Executive summary: Gd intentions are not enough; move on fast, and mud sticks: in short, life can be most unfair.
Uncle Leong’s latest piece on AIM(http://www.tremeritus.com/2013/02/22/aim-saga-part-2-has-just-begun/), reminded me that I had planned to write about what Raffles could have taught the PAP in its handling of AIM’s contract with PAP town councils. But the Punggol East by-elections and the Population White Paper crowded out the piece. So it got KIVed and then forgotten until Uncle Leong’s piece reminded me of it.)
Over the December hols, I read a very interesting book, “Raffles and the British Invasion of Java”(http://rafflesandjava.com/ for more details). As I was finishing the book, the AIM story was developing fast and furious. What struck me was that Raffles got himself into a bit of bother over a similar incident.
But before I go into the details, let me give some background.
When Raffles died, his crowning achievement in the view of his contemporaries was not the founding of S’pore (it was still a work in progress: it was loss making) but his lieutenant-governorship of Java from 1811- 1816. Westminster Abbey has a memorial statue to him erected a few years after his death. The inscription reads: “To the memory of Sir Thomas Stamford Raffles … Lieut. Governor of Java … he raised Java to happiness and prosperity unknown under former rulers”. (While “first President of the Zoological Society of London” was the other achievement inscribed on the memorial, S’pore was not mentioned.)
His career went downhill after Java. It was so bad that after his resignation in 1823 on grounds of ill-health, he was investigated for various financial irregularities. He was cleared but to show his employer’s displeasure at his conduct, he was sent a bill in 1826 for £20,000 (now around £1m). He died shortly afterwards.
As to his rule of Java, Dutch sources and historians disagree with the view of British historians and biographers that he brought prosperity to Java. So does the author of the book I read. To them, he failed to improve the lives of the Javanese.
Now to what the PAP and in particular Dr Teo Ho Pin could have learned from Raffles.
He had told his employer, the East India Company, that Java would be profitable for the shareholders.
But he was wrong. To try to cover part of the cost of invading and governing Java, he sold some land by way of auction. But he was a member of the consortium that won the auction. Knowledge of his participation became public (to be fair to him, he never hid his participation), people complained publicly, and he had to sell his share in the consortium, at cost, to try to avoid the issue from escalating.
He justified his action by saying he did it to instill confidence: that the fact that he was willing to invest should have encouraged other bidders. His boss, who liked him (and who had wanted to conquer Java from the Dutch irrespective of the cost) told him that he did not doubt Raffles’ good intentions, but it was bad judgment to be a member of the consortium.
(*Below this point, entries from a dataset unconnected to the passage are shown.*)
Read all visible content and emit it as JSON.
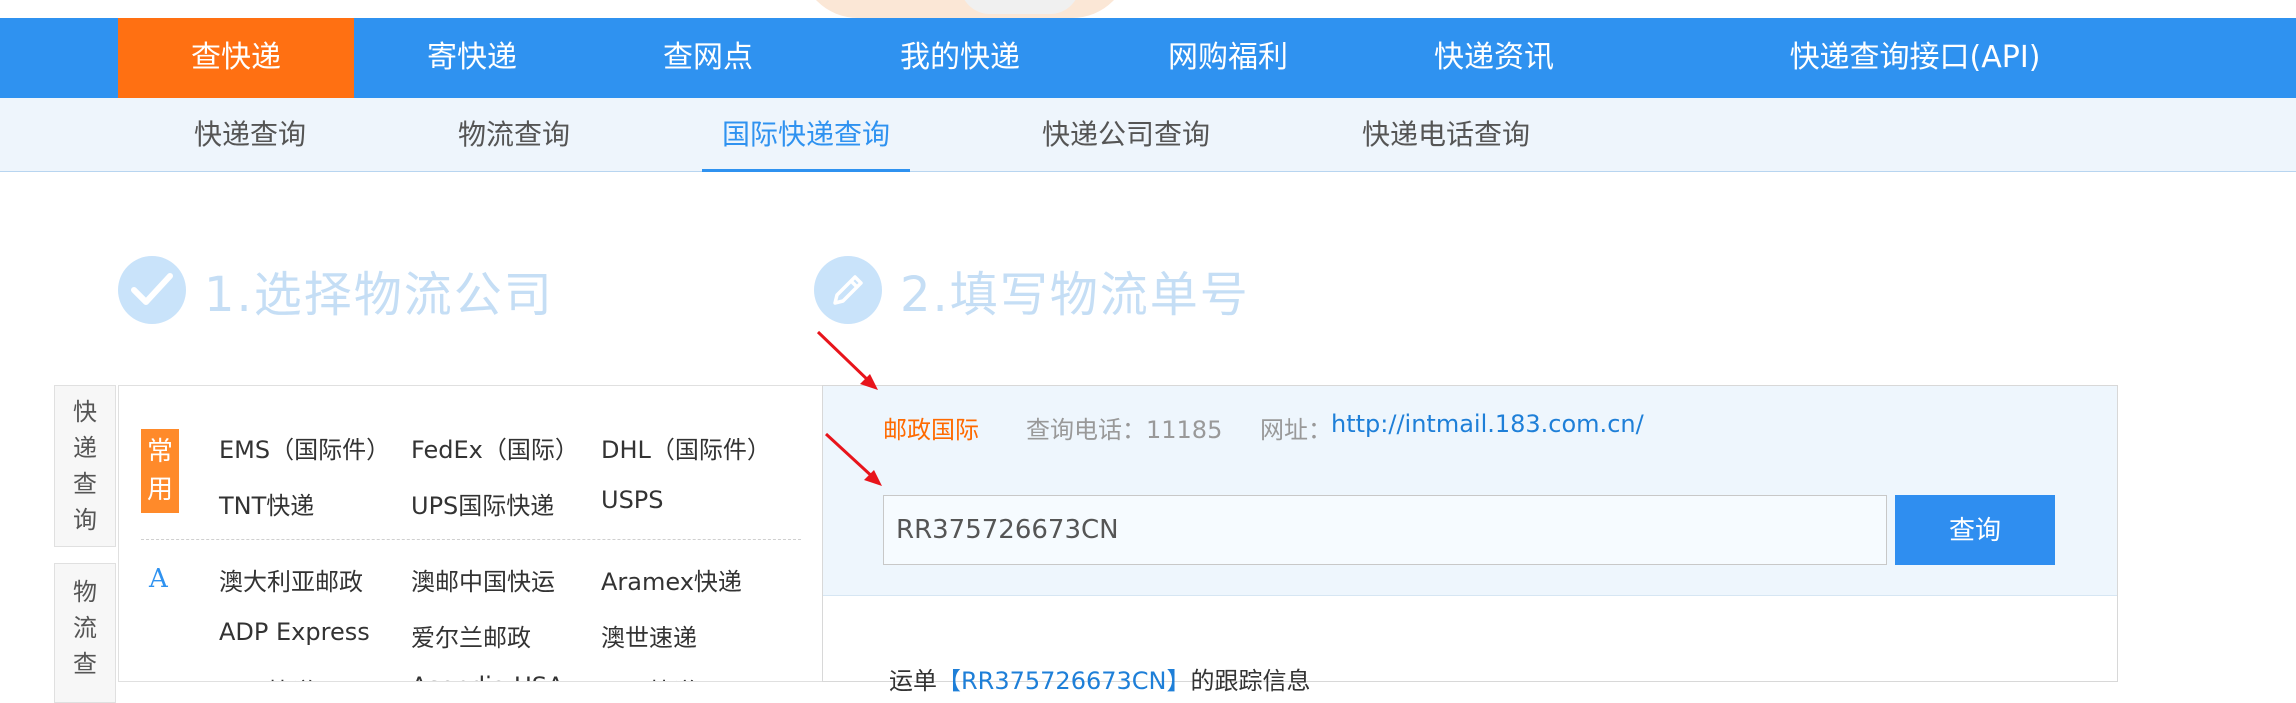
{
  "main_nav": [
    {
      "label": "查快递",
      "active": true
    },
    {
      "label": "寄快递",
      "active": false
    },
    {
      "label": "查网点",
      "active": false
    },
    {
      "label": "我的快递",
      "active": false
    },
    {
      "label": "网购福利",
      "active": false
    },
    {
      "label": "快递资讯",
      "active": false
    },
    {
      "label": "快递查询接口(API)",
      "active": false
    }
  ],
  "sub_nav": [
    {
      "label": "快递查询",
      "active": false
    },
    {
      "label": "物流查询",
      "active": false
    },
    {
      "label": "国际快递查询",
      "active": true
    },
    {
      "label": "快递公司查询",
      "active": false
    },
    {
      "label": "快递电话查询",
      "active": false
    }
  ],
  "steps": {
    "step1": "1.选择物流公司",
    "step2": "2.填写物流单号"
  },
  "side_tabs": {
    "tab1": [
      "快",
      "递",
      "查",
      "询"
    ],
    "tab2": [
      "物",
      "流",
      "查"
    ]
  },
  "companies": {
    "common_badge": [
      "常",
      "用"
    ],
    "common": [
      "EMS（国际件）",
      "FedEx（国际）",
      "DHL（国际件）",
      "TNT快递",
      "UPS国际快递",
      "USPS"
    ],
    "letter_a": "A",
    "a_list": [
      "澳大利亚邮政",
      "澳邮中国快运",
      "Aramex快递",
      "ADP Express",
      "爱尔兰邮政",
      "澳世速递",
      "AAE快递",
      "Asendia USA",
      "AOL快递"
    ]
  },
  "query": {
    "company_name": "邮政国际",
    "phone_label": "查询电话：11185",
    "site_label": "网址：",
    "site_url": "http://intmail.183.com.cn/",
    "tracking_number": "RR375726673CN",
    "query_button": "查询",
    "track_prefix": "运单",
    "track_number_display": "【RR375726673CN】",
    "track_suffix": "的跟踪信息"
  },
  "colors": {
    "nav_blue": "#2f92f0",
    "nav_active_orange": "#ff7012",
    "annotation_red": "#e8141b"
  }
}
Raffles was impeached although the judge dropped the charge after investigating the matter. But the incident dogged him in later life, when the East India Company investigated his financial affairs after his retirement: the issue was raked over again. Actually, the directors didn’t like him because he was into empire-building (literally), when all they wanted were profits. Raffles never ever made money for the East India Company. He was a true-blue predecessor of our SAF scholars, he spent money other people’s money, never made it. For the record, the SAF chief, scholar, Temask MD, now CEO of NOL, has reported yet another loss. And Desmond Quek, another scholar and SAF chief, has admitted that SMRT’s costs can only go up.
To be fair, even Raffles’ many enemies and critics conceded that unlike many other East India Company officials, he wasn’t making money on the side, and that unlike many other officials, he retired poor. Still the Java land sale is a blot on his reputation and judgment.
Will the AIM incident result in a similar permanent blemish on the PAP’s “whiter than white” uniform? In the case of Raffles, mud from the land sale stuck, even though he was cleared of financial impropriety.
And is the PAPpies call for a tender, their way of trying deescalate the issue: if someone else does the job, then AIM is history and we will be asked to “move on”.
Of course if AIM takes part in the tender and wins (remember it helped draw up the tender specifications, all hell will break lose. Knowing the competency of the PAPpies today (think Kate Spade Tin, Hri Kumar, Ms Fool, Dr Teo, Dr Lim, GCT, Mah Bow Tan, Raymond Lim and Wong Can’t Sing), no prizes for predicting that AIM will win the tender.
And to think that the PAP was known for its competency, while the WP was known to be the home of bicycle thieves, loonies and economic illiterates. Those were the days, my friends; when we were young.